Was man hätte unterbinden müssen, sind jene Szenen, die sich am 7. November in Leipzig beim Demonstrationsgeschehen zugetragen haben. Während in Restaurants Plexiglasscheiben zwischen Tischen aufgestellt wurden, die bereits zwei Meter voneinander entfernt stehen, Kontaktlisten gepflegt wurden, schmore ich im Home-Office und mache mir Gedanken, ob ich morgen noch meine Miete zahlen kann!

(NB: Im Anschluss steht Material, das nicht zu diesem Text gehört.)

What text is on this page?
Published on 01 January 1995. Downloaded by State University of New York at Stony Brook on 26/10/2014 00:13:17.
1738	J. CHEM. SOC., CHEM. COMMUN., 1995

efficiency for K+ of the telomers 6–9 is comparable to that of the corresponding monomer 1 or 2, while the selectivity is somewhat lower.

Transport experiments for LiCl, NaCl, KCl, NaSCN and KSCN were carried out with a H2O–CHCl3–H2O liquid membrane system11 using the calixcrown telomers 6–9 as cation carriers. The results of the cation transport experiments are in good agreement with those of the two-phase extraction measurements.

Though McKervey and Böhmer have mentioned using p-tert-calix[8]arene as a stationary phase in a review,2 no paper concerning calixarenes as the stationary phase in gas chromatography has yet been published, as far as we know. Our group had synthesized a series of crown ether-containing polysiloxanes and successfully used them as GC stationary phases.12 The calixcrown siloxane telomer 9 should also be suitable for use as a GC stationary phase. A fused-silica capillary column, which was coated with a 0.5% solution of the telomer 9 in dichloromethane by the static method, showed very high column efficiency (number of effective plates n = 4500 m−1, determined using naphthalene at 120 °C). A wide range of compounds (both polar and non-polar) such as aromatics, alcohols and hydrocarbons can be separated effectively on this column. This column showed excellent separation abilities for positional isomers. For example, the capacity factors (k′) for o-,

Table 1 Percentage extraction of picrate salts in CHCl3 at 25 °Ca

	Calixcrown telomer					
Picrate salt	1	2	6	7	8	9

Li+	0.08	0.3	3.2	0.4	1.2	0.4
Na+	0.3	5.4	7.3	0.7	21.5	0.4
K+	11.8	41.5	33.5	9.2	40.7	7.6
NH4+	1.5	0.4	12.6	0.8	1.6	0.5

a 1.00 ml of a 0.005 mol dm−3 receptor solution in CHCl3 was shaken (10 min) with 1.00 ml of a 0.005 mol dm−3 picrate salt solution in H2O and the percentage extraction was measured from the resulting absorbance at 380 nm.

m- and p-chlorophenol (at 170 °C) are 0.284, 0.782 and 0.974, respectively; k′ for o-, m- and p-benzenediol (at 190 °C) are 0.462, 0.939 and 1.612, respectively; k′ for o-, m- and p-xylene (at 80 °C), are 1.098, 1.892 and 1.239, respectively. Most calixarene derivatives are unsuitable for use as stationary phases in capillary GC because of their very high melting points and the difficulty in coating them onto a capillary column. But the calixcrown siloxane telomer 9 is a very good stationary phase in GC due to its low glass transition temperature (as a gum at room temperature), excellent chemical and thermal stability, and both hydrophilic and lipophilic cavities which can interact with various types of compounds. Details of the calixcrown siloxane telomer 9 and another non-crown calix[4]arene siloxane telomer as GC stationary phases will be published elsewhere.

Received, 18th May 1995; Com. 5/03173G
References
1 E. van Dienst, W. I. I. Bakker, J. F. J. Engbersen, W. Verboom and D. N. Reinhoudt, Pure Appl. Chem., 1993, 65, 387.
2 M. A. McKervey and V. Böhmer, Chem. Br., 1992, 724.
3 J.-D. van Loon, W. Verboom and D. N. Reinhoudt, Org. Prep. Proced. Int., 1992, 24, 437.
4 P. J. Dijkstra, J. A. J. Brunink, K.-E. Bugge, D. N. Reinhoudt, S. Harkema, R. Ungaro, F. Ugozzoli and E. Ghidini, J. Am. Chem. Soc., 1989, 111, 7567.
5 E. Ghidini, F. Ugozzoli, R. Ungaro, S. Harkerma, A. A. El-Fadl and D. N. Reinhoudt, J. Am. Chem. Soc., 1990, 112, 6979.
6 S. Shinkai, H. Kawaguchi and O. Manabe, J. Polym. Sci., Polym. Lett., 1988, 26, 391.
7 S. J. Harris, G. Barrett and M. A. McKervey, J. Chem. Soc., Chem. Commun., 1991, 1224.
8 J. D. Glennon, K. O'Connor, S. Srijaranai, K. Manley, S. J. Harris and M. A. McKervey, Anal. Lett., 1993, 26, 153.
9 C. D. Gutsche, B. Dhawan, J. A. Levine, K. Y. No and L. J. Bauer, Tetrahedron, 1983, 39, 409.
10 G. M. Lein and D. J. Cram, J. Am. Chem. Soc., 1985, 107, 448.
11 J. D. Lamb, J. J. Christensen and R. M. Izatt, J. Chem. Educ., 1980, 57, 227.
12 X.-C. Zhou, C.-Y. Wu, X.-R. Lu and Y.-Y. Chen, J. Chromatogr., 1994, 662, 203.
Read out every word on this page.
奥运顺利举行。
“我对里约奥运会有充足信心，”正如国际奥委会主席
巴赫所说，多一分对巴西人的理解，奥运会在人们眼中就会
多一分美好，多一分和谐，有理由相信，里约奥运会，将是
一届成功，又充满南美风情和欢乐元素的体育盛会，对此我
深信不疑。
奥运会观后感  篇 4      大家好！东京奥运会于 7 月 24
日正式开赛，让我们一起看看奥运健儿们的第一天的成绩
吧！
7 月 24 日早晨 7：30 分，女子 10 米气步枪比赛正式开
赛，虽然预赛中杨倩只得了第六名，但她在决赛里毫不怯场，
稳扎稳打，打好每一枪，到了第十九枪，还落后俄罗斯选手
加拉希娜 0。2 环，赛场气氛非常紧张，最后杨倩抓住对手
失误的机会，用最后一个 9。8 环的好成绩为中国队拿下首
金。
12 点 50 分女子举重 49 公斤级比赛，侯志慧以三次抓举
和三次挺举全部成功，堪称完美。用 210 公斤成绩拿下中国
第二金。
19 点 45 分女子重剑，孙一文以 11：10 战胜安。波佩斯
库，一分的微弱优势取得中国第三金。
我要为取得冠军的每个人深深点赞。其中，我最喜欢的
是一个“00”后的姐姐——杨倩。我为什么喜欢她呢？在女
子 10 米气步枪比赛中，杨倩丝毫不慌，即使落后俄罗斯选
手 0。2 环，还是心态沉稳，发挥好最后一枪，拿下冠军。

Diese Entscheidungen mit zweierlei Maß lassen mich kopfschüttelnd als Gastronom zurück. Denn am 7. November wurde sehenden Auges ein Superspreader-Event zelebriert. Welches eben jene Nachverfolgbarkeit der Infektionsketten unmöglich macht.
In meinen Augen ist das grob fahrlässig und ein weiterer Schlag seitens der Regierung in das Gesicht der Gastronomie und Veranstaltungsbranche. Genau das ist der nicht kontrollierbare Raum, dem wir als Veranstaltungsorte mit Konzepten gegenüberstehen. Mit dem Tag der Querdenken-Demo in Leipzig rückt ein Ende des Lockdowns in weite Ferne.
Wie schätzen Sie die Chancen ein, dass durch die juristische Prüfung des Lockdowns dieser in den Bereichen Gastronomie und Kultur als verfassungswidrig erklärt wird?
Wenn ich mir bereits gefällte Urteile ansehe, wie beispielsweise die teilweise Aufhebung der Maskenpflicht in der Leipziger Innenstadt und das bereits gekippte Beherbungsverbot in einigen Bundesländern, rechne ich uns und unseren Mitstreiter/-innen gute Chancen aus. Auch unser Anwalt rechnet aufgrund der angegebenen Gründe und ähnlichen Klagen aus anderen Bundesländern mit einer Erklärung der Maßnahmen als rechtswidrig.
Mir ist wichtig, dass damit auch ein Weg aufgezeigt wird, der bei künftigen Entscheidungen der Regierung Beachtung finden soll. Es soll nicht länger ein „über uns hinweg“ sein, sondern ein „mit uns da durch“. Ich halte es für essentiell wichtig, Betroffene in Konzeptentwicklung mit einzubeziehen, statt auf einen ganzen Wirtschaftszweig mit dem Finger zu zeigen. Positive Nebeneffekte wären eine höhere Akzeptanz und Verständnis für getroffene Maßnahmen und somit auch eine realitätsnahe Umsetzung.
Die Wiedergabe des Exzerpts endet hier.